The pun behind the title of this blog entry might not become apparent until the penultimate paragraph, but I would encourage you to stay with me (so to speak) throughout the essay and hopefully you will draw the same conclusions as I do with respect to why and how TDD results in beautiful, organic code.
Sometimes we know instinctively just how our implementation will turn out (for example if there is a well known pattern which we can apply) but yet still we must be unyielding in our approach. We must forget all of our preconceptions and we must drive out, through tests, the final implementation. We must go through all of the hoops: write a failing test and run the tests, write code to pass the test and run the tests, refactor the code and run the tests -my own personal mantra for this is Break It, Fake it, and Make It.
We are almost certain to end up with an implementation which "looks and feels" like the one we had in mind, but we are also almost certain to find that what we end up with is not exactly how we had envisioned the solution. What we actually end up with is just enough code to provide the solution, which also means that we have just enough of a pattern implemented as is needed to provide the solution.

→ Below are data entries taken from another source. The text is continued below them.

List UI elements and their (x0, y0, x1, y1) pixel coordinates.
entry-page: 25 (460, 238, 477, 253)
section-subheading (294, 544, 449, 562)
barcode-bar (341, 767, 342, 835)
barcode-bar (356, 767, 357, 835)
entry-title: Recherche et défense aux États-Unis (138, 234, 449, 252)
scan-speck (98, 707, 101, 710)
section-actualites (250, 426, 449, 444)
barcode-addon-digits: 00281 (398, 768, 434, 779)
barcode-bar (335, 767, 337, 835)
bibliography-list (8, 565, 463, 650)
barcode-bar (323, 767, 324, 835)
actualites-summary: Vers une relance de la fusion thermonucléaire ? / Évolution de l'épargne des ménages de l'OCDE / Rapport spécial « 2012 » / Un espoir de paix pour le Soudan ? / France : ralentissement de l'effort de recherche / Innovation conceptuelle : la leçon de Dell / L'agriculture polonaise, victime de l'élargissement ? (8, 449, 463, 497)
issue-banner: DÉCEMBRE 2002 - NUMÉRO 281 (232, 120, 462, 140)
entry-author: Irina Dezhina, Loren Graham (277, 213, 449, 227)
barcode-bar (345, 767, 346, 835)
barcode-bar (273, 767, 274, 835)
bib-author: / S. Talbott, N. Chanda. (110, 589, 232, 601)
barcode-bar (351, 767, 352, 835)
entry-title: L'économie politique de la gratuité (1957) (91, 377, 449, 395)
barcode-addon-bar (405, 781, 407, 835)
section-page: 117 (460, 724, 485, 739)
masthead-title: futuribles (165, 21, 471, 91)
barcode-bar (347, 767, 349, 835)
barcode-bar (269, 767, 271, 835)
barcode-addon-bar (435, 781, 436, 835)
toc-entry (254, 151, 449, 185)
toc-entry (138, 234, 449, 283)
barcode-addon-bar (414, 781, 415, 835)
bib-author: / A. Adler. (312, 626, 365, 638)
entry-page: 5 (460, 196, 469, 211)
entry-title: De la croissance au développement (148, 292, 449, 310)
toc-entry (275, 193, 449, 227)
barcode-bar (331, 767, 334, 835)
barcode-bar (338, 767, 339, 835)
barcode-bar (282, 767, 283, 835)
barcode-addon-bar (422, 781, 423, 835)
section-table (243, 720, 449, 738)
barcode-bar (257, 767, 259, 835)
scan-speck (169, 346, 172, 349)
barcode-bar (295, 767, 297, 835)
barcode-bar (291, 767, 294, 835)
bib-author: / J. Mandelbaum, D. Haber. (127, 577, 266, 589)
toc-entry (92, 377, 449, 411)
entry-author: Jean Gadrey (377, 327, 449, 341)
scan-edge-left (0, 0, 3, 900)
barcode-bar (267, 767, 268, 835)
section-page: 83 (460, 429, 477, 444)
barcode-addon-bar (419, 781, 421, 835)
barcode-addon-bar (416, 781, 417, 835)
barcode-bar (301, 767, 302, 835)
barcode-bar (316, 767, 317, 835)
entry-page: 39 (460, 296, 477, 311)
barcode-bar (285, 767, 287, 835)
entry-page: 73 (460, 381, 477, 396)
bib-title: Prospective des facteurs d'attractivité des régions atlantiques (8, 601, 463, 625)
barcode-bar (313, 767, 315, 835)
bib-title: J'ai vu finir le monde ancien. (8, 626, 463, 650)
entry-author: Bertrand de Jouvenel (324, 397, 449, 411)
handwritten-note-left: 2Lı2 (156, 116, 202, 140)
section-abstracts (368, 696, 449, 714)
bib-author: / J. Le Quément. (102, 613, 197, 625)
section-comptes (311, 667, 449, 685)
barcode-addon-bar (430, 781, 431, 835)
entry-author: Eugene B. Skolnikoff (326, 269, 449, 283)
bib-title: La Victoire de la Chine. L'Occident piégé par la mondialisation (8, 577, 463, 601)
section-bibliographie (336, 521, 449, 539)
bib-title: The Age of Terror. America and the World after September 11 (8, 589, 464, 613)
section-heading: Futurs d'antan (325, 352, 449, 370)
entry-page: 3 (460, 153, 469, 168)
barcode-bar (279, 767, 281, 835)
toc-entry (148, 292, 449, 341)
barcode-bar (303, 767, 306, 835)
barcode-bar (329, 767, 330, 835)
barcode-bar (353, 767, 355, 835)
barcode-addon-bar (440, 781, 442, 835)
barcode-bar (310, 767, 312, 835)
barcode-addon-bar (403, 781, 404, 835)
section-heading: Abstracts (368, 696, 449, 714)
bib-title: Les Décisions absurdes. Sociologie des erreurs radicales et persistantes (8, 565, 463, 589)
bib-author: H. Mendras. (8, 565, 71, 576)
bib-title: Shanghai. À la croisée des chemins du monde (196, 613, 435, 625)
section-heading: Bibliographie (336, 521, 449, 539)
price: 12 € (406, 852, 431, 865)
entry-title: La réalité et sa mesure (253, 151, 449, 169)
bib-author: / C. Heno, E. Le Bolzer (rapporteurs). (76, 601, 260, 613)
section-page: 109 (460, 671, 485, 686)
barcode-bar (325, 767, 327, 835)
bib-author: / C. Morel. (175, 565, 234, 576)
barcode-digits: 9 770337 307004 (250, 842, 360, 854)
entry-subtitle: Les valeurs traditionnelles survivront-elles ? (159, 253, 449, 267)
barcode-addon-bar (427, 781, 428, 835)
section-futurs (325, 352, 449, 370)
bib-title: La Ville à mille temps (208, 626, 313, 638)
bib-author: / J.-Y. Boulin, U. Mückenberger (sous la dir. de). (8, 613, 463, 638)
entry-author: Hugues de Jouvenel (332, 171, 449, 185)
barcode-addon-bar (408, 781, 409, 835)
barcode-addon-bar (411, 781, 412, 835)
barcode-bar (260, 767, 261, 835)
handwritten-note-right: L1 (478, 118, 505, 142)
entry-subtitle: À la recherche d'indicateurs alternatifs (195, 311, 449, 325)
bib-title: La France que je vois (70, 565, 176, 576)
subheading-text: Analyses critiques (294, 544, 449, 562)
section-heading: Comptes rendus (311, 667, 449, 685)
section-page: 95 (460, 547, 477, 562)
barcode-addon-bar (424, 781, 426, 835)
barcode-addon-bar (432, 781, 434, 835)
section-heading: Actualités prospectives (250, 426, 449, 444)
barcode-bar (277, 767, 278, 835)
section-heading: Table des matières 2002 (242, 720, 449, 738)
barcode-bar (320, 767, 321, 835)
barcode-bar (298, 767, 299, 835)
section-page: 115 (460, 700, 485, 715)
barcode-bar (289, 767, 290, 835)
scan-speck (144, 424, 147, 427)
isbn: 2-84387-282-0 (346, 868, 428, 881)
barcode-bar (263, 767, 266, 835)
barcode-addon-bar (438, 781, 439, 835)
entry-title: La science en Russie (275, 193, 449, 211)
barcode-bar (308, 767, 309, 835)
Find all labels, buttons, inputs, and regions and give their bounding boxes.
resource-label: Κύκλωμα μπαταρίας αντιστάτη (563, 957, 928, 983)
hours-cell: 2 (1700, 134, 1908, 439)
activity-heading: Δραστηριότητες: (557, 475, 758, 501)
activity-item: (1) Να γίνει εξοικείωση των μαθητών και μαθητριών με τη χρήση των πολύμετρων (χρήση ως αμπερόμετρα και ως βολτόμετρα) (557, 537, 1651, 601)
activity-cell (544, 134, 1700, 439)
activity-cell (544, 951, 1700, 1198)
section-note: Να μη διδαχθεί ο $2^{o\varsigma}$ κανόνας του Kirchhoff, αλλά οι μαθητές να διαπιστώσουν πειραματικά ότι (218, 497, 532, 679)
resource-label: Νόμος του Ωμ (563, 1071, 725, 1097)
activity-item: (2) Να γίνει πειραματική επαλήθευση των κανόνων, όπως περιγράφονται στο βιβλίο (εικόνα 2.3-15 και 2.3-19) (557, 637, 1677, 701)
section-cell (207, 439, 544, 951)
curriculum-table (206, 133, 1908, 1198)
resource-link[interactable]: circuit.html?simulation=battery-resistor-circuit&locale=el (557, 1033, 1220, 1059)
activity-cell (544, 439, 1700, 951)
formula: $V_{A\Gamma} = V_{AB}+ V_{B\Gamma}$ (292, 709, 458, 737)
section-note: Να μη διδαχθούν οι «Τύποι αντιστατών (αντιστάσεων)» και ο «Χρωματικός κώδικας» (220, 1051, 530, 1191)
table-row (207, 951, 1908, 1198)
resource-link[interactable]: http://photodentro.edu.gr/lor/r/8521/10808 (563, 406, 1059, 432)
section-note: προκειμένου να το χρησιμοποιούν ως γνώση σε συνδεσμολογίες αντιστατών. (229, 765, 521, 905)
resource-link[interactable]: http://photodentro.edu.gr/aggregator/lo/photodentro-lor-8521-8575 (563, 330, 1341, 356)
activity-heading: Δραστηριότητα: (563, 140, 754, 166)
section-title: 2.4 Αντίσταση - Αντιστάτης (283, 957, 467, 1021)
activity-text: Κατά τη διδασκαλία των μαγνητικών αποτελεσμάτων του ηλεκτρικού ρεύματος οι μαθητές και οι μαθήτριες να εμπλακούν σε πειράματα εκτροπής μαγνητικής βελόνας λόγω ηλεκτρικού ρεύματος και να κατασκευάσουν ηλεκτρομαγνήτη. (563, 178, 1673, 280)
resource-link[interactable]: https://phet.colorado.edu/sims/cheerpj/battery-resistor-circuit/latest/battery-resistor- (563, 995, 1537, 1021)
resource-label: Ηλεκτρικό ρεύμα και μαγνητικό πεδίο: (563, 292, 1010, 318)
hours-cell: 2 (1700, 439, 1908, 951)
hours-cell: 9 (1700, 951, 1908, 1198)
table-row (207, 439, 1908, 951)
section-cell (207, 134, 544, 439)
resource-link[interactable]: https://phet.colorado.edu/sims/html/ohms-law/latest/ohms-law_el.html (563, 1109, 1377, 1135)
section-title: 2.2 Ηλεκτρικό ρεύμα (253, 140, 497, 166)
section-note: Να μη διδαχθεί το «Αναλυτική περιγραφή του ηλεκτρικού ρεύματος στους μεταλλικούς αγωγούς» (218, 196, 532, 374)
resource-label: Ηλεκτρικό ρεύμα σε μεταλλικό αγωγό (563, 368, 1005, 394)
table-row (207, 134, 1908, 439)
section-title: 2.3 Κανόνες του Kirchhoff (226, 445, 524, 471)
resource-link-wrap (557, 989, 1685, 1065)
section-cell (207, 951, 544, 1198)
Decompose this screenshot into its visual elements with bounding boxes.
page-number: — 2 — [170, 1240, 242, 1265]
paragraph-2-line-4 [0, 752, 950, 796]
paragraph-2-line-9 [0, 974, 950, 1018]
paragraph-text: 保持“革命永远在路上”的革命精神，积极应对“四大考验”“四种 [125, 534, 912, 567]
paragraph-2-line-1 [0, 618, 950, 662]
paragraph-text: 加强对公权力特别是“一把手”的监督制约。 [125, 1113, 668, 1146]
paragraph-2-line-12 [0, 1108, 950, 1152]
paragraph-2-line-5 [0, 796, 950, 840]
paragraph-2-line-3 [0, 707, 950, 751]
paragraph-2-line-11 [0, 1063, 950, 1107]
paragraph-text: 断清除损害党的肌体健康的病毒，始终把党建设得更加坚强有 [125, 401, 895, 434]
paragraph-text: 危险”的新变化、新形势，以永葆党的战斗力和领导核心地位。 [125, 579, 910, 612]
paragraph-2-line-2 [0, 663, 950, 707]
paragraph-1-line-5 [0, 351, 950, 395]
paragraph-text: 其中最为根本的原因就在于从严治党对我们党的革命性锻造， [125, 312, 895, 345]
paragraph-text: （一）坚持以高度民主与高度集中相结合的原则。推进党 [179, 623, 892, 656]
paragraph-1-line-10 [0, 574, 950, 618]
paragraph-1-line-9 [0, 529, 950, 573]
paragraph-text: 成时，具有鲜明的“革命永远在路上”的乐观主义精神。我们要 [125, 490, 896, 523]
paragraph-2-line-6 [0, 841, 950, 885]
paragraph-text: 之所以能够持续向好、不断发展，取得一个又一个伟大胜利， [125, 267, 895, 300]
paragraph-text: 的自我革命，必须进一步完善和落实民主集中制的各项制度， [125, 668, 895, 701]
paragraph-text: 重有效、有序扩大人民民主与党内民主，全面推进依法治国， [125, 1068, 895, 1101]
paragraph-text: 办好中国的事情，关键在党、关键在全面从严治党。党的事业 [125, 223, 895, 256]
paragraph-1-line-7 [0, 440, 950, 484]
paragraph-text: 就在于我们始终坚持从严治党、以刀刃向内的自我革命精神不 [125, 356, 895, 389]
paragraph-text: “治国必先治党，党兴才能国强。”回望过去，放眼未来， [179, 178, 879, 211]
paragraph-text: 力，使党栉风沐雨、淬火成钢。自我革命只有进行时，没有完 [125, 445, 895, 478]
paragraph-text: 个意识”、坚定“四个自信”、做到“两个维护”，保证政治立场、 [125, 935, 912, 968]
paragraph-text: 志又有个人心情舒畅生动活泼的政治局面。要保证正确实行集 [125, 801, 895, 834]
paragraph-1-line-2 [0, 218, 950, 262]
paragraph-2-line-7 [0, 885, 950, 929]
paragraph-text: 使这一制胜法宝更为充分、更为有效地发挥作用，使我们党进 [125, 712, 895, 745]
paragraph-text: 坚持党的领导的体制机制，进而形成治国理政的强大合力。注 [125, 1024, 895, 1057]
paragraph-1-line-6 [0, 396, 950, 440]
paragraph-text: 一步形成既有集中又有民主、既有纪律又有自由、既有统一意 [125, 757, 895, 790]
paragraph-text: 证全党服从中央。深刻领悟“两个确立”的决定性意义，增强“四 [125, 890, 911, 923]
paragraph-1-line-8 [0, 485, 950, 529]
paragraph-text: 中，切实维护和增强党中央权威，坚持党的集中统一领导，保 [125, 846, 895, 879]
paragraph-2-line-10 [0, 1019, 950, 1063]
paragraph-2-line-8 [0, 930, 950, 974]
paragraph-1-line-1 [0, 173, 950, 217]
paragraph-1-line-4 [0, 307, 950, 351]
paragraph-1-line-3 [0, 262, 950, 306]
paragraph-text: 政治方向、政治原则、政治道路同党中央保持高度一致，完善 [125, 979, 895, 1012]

If the pattern in its entirety is not needed, it (the pattern) will not emerge in its entirety.
You have heard of Emergent Design, and this is exactly what is meant; we do not have a design to start with, but after going through the test driven process our code will begin to resemble something which was designed; mainly this is because of the way in which well known patterns will become apparent, or emerge, as part of the refactoring process.
For this author, TDD is the most beautiful and organic methodology for writing code; this is because the process of TDD and Emergent Design can be likened most similarly to the process of Evolution and Natural Selection. Our code evolves over time, in much the same way as an organism (albeit at a highly accelerated rate of mutation!). Our tests represent the environmental forces acting upon the organisms, encouraging them to evolve along a particular path: And as in all living creatures for example, where various patterns are common (visual system, nervous system, auditory system, reproductive system, et al.); so we find common patterns (Fly-weight, Bridge, Adapter, Factory, etc.) among the various software systems upon which we find ourselves working.
At some point more than fifty years prior to Charles Darwin's publication of On the Origin of Species, William Paley presented a rather alluring hypothesis that the complexity of living organisms is evidence of the existence of a divine creator. In his thesis Paley drew a parallel with the existence of a watch compelling the belief in the existence of an intelligent watchmaker. In Paley's world the watchmaker is God, and in our world of software engineering, the watchmaker is the Solution Architect.
Many years (almost a couple of centuries) later, Richard Dawkins took William Paley's thesis as an eponymous starting point for his book The Blind Watchmaker, in which the blind watchmaker is analogous to the evolutionary process, perhaps then we could say that to us the blind watchmaker is analogous to TDD and a more fitting name for us (should we write the book) would be The Blind Architect.